Thanks to this site, I learned about BOMN, and jumped in back in approx 4 months ago a bit under $26, currently at lilttle over $33 as of today. Quite happy with that return so far. Letting it ride longer as I think it has good long term potential.
Yeah I thought for sure this was going to be BOMN as well, just based on the terminology used rather than the underlying details. They’ve pitched it now in two services I own Rising Stars 2021 and Mogul, and both have decent returns since then. I got lucky with a 2020 bottom buy on this one and it’s already doubled since then, plan to hold it very long-term.
Motley Fool’s Stock Advisor recommended MKL on March 15, 2018 when it was $1,139/share. Their chart of it vs. the S&P isn’t suggesting it’s a winning recommendation by any stretch of the imagination.
That was presumably the third time, I guess — they certainly recommended it before that, I’m pretty sure I covered SA picks of Markel back in 2007-2008 or so.
I only see recommendations in SA (2014/2016/2018) and Everlasting Stocks (2018/2020), but it’s possible there was a third recommendation in a service I don’t have. Or maybe they mean they’ve bought it 3x in SA? It was $653 when they first recommended it in 2014, currently trading over $1,200.
Yes, I think they mean they’ve recommended it 3x in SA.
Is MKL subject to foreign tax withholding?
Don’t know what country you pay taxes in, but Markel doesn’t pay a dividend, which is the only foreign withholding tax I’m aware of.
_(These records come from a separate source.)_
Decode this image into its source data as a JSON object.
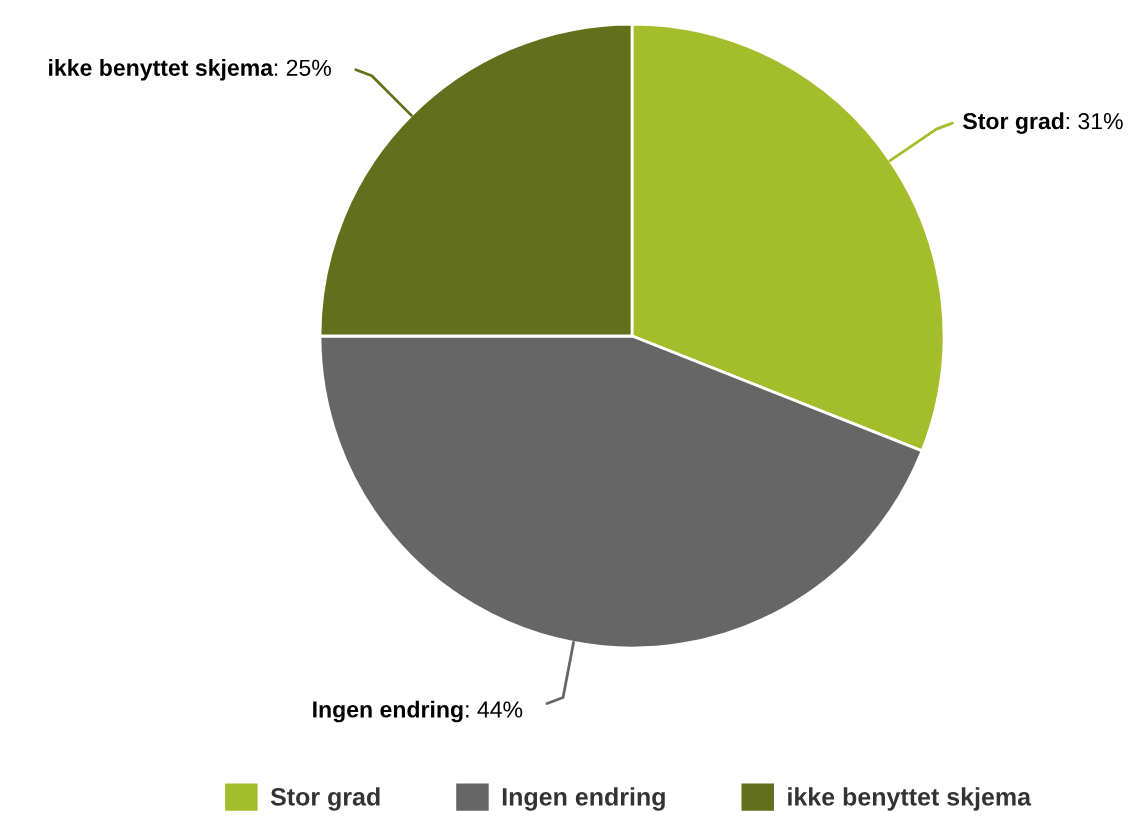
{
  "chart_data": {
    "type": "pie",
    "categories": [
      "Stor grad",
      "Ingen endring",
      "ikke benyttet skjema"
    ],
    "values": [
      31,
      44,
      25
    ],
    "colors": [
      "#a4bd2b",
      "#666666",
      "#626f1b"
    ],
    "value_labels": [
      ": 31%",
      ": 44%",
      ": 25%"
    ],
    "legend": "bottom"
  }
}
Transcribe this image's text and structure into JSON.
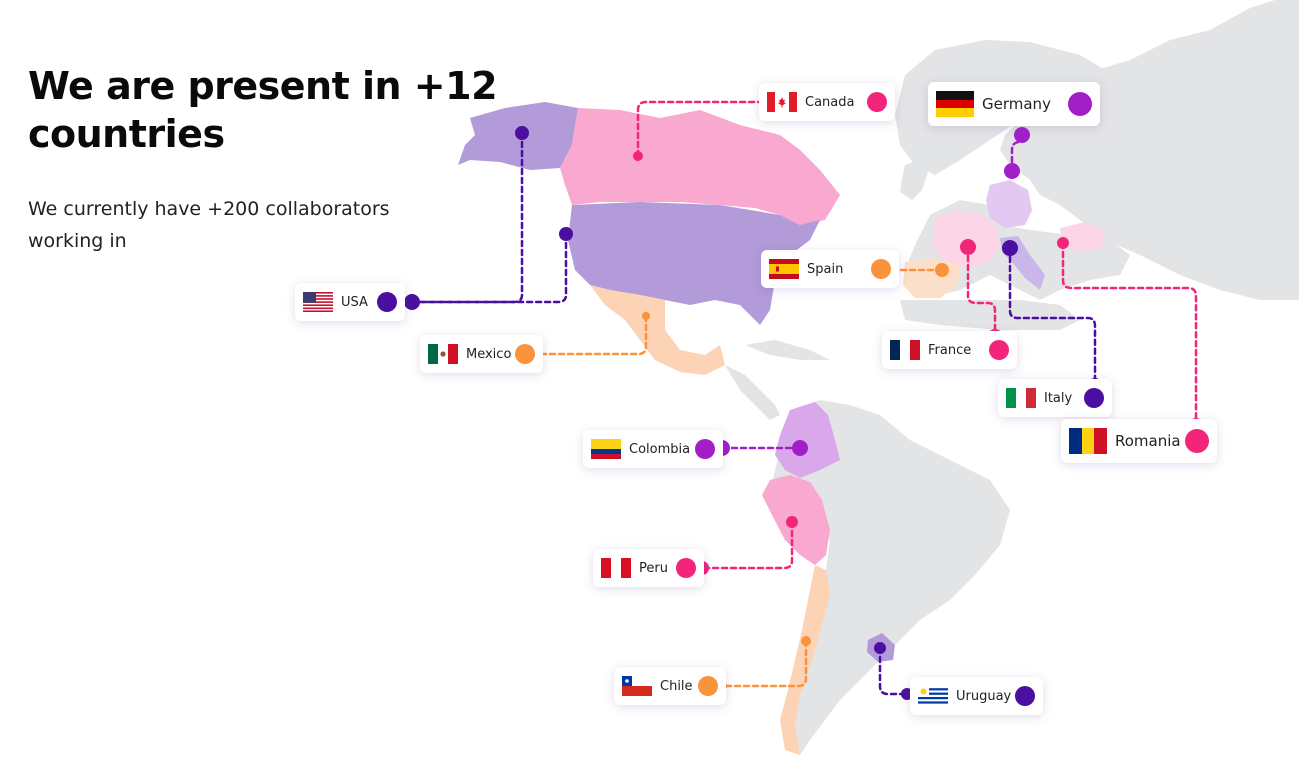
{
  "headline": "We are present in +12 countries",
  "subtitle": "We currently have +200 collaborators working in",
  "colors": {
    "purple_dark": "#4a0fa0",
    "purple_mid": "#a21fc8",
    "pink": "#f2257a",
    "orange": "#fb923c",
    "land_gray": "#e3e4e6",
    "lavender": "#b39ad8",
    "light_pink": "#f9a8cf",
    "peach": "#fcd3b4",
    "light_purple": "#d9a8ea"
  },
  "countries": [
    {
      "id": "canada",
      "label": "Canada",
      "color": "#f2257a",
      "flag": "canada-flag-icon"
    },
    {
      "id": "germany",
      "label": "Germany",
      "color": "#a21fc8",
      "flag": "germany-flag-icon"
    },
    {
      "id": "usa",
      "label": "USA",
      "color": "#4a0fa0",
      "flag": "usa-flag-icon"
    },
    {
      "id": "spain",
      "label": "Spain",
      "color": "#fb923c",
      "flag": "spain-flag-icon"
    },
    {
      "id": "mexico",
      "label": "Mexico",
      "color": "#fb923c",
      "flag": "mexico-flag-icon"
    },
    {
      "id": "france",
      "label": "France",
      "color": "#f2257a",
      "flag": "france-flag-icon"
    },
    {
      "id": "italy",
      "label": "Italy",
      "color": "#4a0fa0",
      "flag": "italy-flag-icon"
    },
    {
      "id": "romania",
      "label": "Romania",
      "color": "#f2257a",
      "flag": "romania-flag-icon"
    },
    {
      "id": "colombia",
      "label": "Colombia",
      "color": "#a21fc8",
      "flag": "colombia-flag-icon"
    },
    {
      "id": "peru",
      "label": "Peru",
      "color": "#f2257a",
      "flag": "peru-flag-icon"
    },
    {
      "id": "chile",
      "label": "Chile",
      "color": "#fb923c",
      "flag": "chile-flag-icon"
    },
    {
      "id": "uruguay",
      "label": "Uruguay",
      "color": "#4a0fa0",
      "flag": "uruguay-flag-icon"
    }
  ]
}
They do have some offshore subsidiaries, like most insurance companies, but they’re a US company and are headquartered in Virginia.
Why Shares of Markel Rose 14.8% in the First Half of the Year
The specialty insurer saw improving profitability compared to last year.
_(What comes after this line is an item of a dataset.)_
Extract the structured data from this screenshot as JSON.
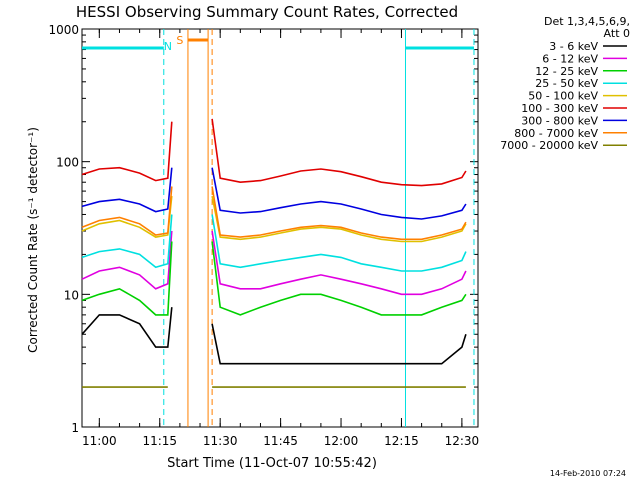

Courtney Carlsen, (TMFCourtCarlsen)
Jul 14, 2021 at 11:16AM
Link to Article: Why Shares of Markel Rose 14.8% in the First Half of the Year | The Motley Fool
Travis: thanks for the update on MKL. It’s an interesting company. Will wait until the next crash before buying the stock.
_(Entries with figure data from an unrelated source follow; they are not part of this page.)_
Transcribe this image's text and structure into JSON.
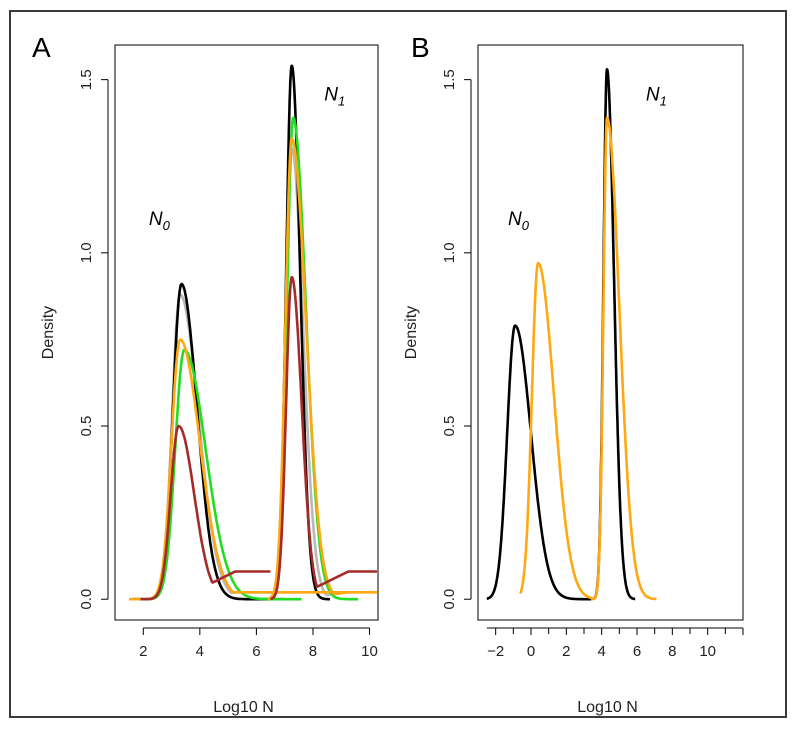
{
  "chart_data": [
    {
      "type": "line",
      "panel": "A",
      "xlabel": "Log10 N",
      "ylabel": "Density",
      "xlim": [
        1.0,
        10.3
      ],
      "ylim": [
        -0.06,
        1.6
      ],
      "xticks": [
        2,
        4,
        6,
        8,
        10
      ],
      "yticks": [
        0.0,
        0.5,
        1.0,
        1.5
      ],
      "ytick_labels": [
        "0.0",
        "0.5",
        "1.0",
        "1.5"
      ],
      "annotations": [
        {
          "main": "N",
          "sub": "0",
          "x": 2.2,
          "y": 1.08
        },
        {
          "main": "N",
          "sub": "1",
          "x": 8.4,
          "y": 1.44
        }
      ],
      "series": [
        {
          "name": "grey",
          "color": "#b8b8b8",
          "peaks": [
            {
              "center": 3.3,
              "height": 0.88,
              "left_width": 0.28,
              "right_width": 0.65,
              "from": 1.6,
              "to": 7.4
            },
            {
              "center": 7.25,
              "height": 1.3,
              "left_width": 0.22,
              "right_width": 0.4,
              "from": 6.4,
              "to": 9.5
            }
          ],
          "baseline": 0.02
        },
        {
          "name": "black",
          "color": "#000000",
          "peaks": [
            {
              "center": 3.35,
              "height": 0.91,
              "left_width": 0.3,
              "right_width": 0.55,
              "from": 1.6,
              "to": 7.0
            },
            {
              "center": 7.25,
              "height": 1.54,
              "left_width": 0.2,
              "right_width": 0.3,
              "from": 6.6,
              "to": 8.6
            }
          ],
          "baseline": 0.0
        },
        {
          "name": "green",
          "color": "#22dd22",
          "peaks": [
            {
              "center": 3.45,
              "height": 0.72,
              "left_width": 0.32,
              "right_width": 0.75,
              "from": 1.7,
              "to": 7.6
            },
            {
              "center": 7.3,
              "height": 1.39,
              "left_width": 0.22,
              "right_width": 0.45,
              "from": 6.5,
              "to": 9.6
            }
          ],
          "baseline": 0.0
        },
        {
          "name": "orange",
          "color": "#ffa812",
          "peaks": [
            {
              "center": 3.3,
              "height": 0.75,
              "left_width": 0.3,
              "right_width": 0.7,
              "from": 1.5,
              "to": 10.3
            },
            {
              "center": 7.25,
              "height": 1.33,
              "left_width": 0.22,
              "right_width": 0.5,
              "from": 6.4,
              "to": 10.3
            }
          ],
          "baseline": 0.02
        },
        {
          "name": "darkred",
          "color": "#a52a2a",
          "peaks": [
            {
              "center": 3.25,
              "height": 0.5,
              "left_width": 0.28,
              "right_width": 0.55,
              "from": 1.9,
              "to": 6.5
            },
            {
              "center": 7.25,
              "height": 0.93,
              "left_width": 0.2,
              "right_width": 0.35,
              "from": 6.5,
              "to": 10.3
            }
          ],
          "baseline": 0.08
        }
      ]
    },
    {
      "type": "line",
      "panel": "B",
      "xlabel": "Log10 N",
      "ylabel": "Density",
      "xlim": [
        -3.0,
        12.0
      ],
      "ylim": [
        -0.06,
        1.6
      ],
      "xticks": [
        -2,
        0,
        2,
        4,
        6,
        8,
        10
      ],
      "xtick_labels": [
        "−2",
        "0",
        "2",
        "4",
        "6",
        "8",
        "10"
      ],
      "yticks": [
        0.0,
        0.5,
        1.0,
        1.5
      ],
      "ytick_labels": [
        "0.0",
        "0.5",
        "1.0",
        "1.5"
      ],
      "annotations": [
        {
          "main": "N",
          "sub": "0",
          "x": -1.3,
          "y": 1.08
        },
        {
          "main": "N",
          "sub": "1",
          "x": 6.5,
          "y": 1.44
        }
      ],
      "series": [
        {
          "name": "black",
          "color": "#000000",
          "peaks": [
            {
              "center": -0.9,
              "height": 0.79,
              "left_width": 0.45,
              "right_width": 0.9,
              "from": -2.5,
              "to": 3.4
            },
            {
              "center": 4.3,
              "height": 1.53,
              "left_width": 0.2,
              "right_width": 0.4,
              "from": 3.6,
              "to": 5.9
            }
          ],
          "baseline": 0.0
        },
        {
          "name": "orange",
          "color": "#ffa812",
          "peaks": [
            {
              "center": 0.4,
              "height": 0.97,
              "left_width": 0.35,
              "right_width": 0.9,
              "from": -0.6,
              "to": 3.6
            },
            {
              "center": 4.3,
              "height": 1.39,
              "left_width": 0.2,
              "right_width": 0.7,
              "from": 3.4,
              "to": 7.1
            }
          ],
          "baseline": 0.0
        }
      ]
    }
  ]
}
For insurance investments, I Bought shares of BRK-B in 2006 at 65 and again 2016 at 158.00. Also AXS in 2017 at 50 and 39 in 5/2020. Bought a few Google shares at 770 and 1070 between 2016-2018. They are core holdings for me. During WuFlu crash in March 2020 I thought the smallish asset manager Alliance Bernstein Holdings (AB) at 17.20 was fairly attractive so I added to a position; and similarly when BIP converted from a LP to a Corporate taxed structure as BIPC at a bargain prices was also a buying opportunity driven by institutional buyers. The latter two are dividend payers with nice yields that have done well though the latter is highly leveraged. The big issue for me is the vulnerability of all financial stocks if inflation takes hold and interest rates begin to rise or if the market rerates the PE’s with rising prices and higher interest rates. Your thoughts would be appreciated.
how does markel compare to Chubb
The short answer is that Markel is more specialized, smaller, and usually valued at less of a premium. Chubb is arguably the best in the business.
So I guess the question is — why do you seem to prefer MKL for investment, particularly for what you describe as your core holdings
Markel is usually cheaper, than Chubb, and while its reputation as an underwriter is arguably a step below Chubb’s they still have a strong and consistently profitable specialty insurance business, and have a better long-term investment portfolio strategy for compounding the value of the business (including Markel venture).
That may just be 20 years of familiarity speaking, too, but when you develop a strong understanding of a business and have a lot of trust in management, I think it’s best to build on that rather than overthink it.
Thanks Travis~! I truly enjoy reading your commentaries and appreciate your wisdom and wit!